Better way to do this dict comprehesion

[MRAB]

On 2017-03-08 02:37, Chris Angelico wrote:
> On Wed, Mar 8, 2017 at 1:28 PM, Sayth Renshaw <flebber.crue at gmail.com> wrote:
>> I have got this dictionary comprehension and it works but how can I do it better?
>>
>> from collections import Counter
>>
>> def find_it(seq):
>>      counts = dict(Counter(seq))
>>      a = [(k, v) for k,v in counts.items() if v % 3 == 0]
>>      return a[0][0]
>>
>> test_seq = [20,1,-1,2,-2,3,3,5,5,1,2,4,20,4,-1,-2,5]
>>
>> so this returns 5 which is great and the point of the problem I was doing.
>>
>> Can also do it like this
>> def find_it(seq):
>>      counts = dict(Counter(seq))
>>      a = [(k) for k,v in counts.items() if v % 3 == 0]
>>      return a[0]
>>
>> But the given problem states there will always only be one number appearing an odd number of times given that is there a neater way to get the answer?
>
> Take a step back for a moment.

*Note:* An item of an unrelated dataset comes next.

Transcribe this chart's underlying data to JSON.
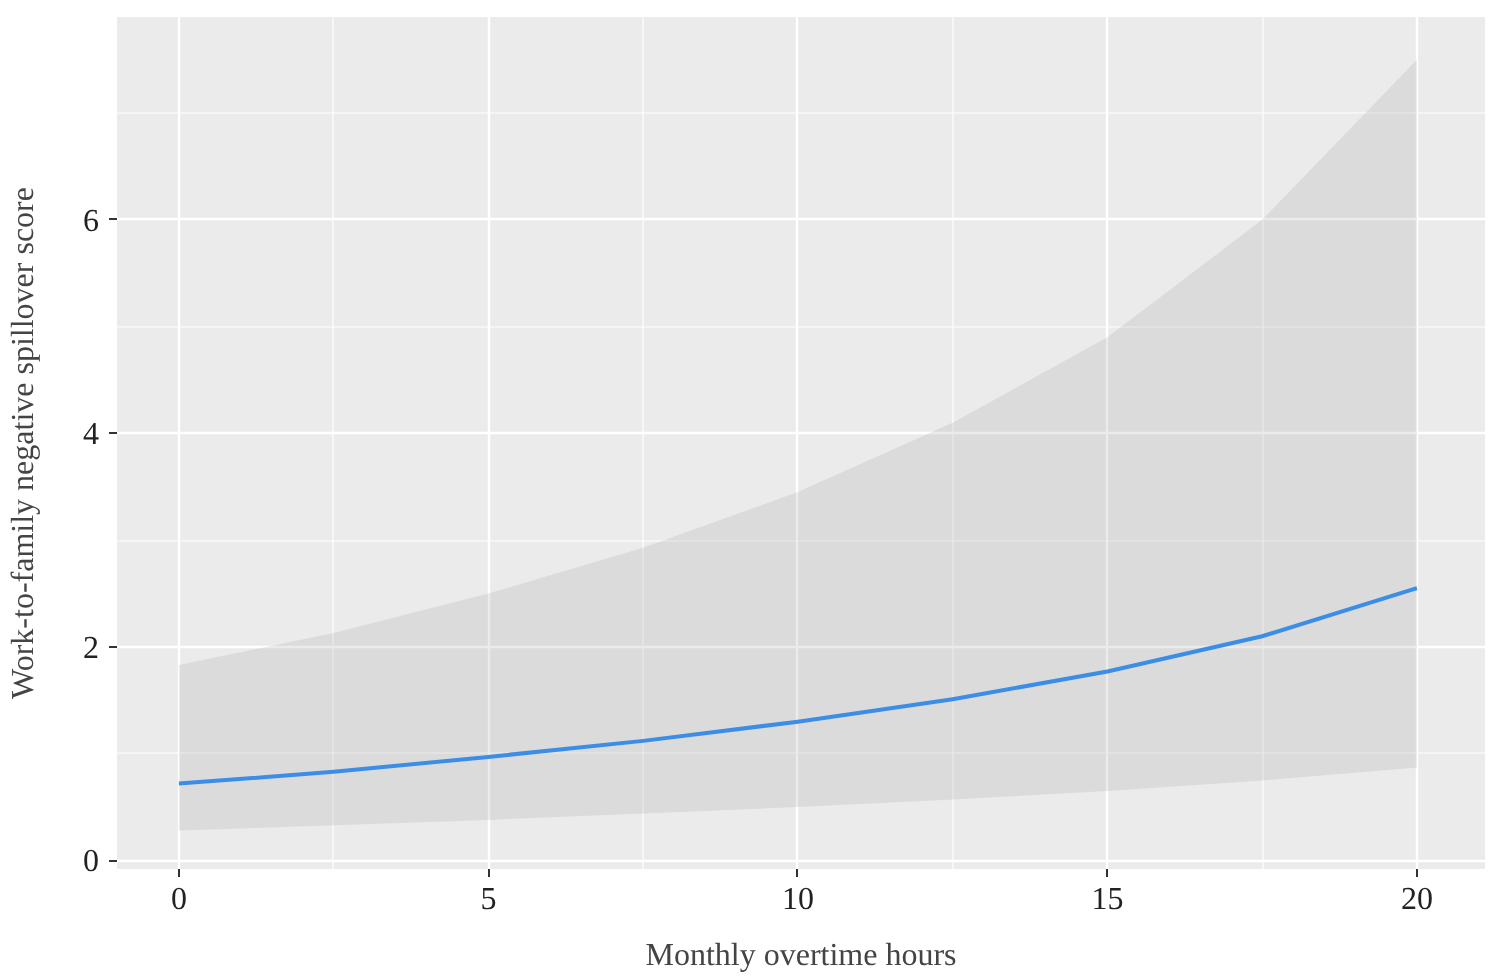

Are you trying to find something that
> appears an odd number of times, or a number of times that counts by
> three? First figure that out, THEN see if there's a better way to do
> what you're doing.
>
> To find an unpaired number in linear time with minimal space, try
> stepping through the list and either adding to a set or removing from
> it. At the end, your set should contain exactly one element. I'll let
> you write the actual code :)
>
Using Counter seems like a simpler way to me. I wouldn't bother about 
other ways unless that way wasn't "good enough" for some reason.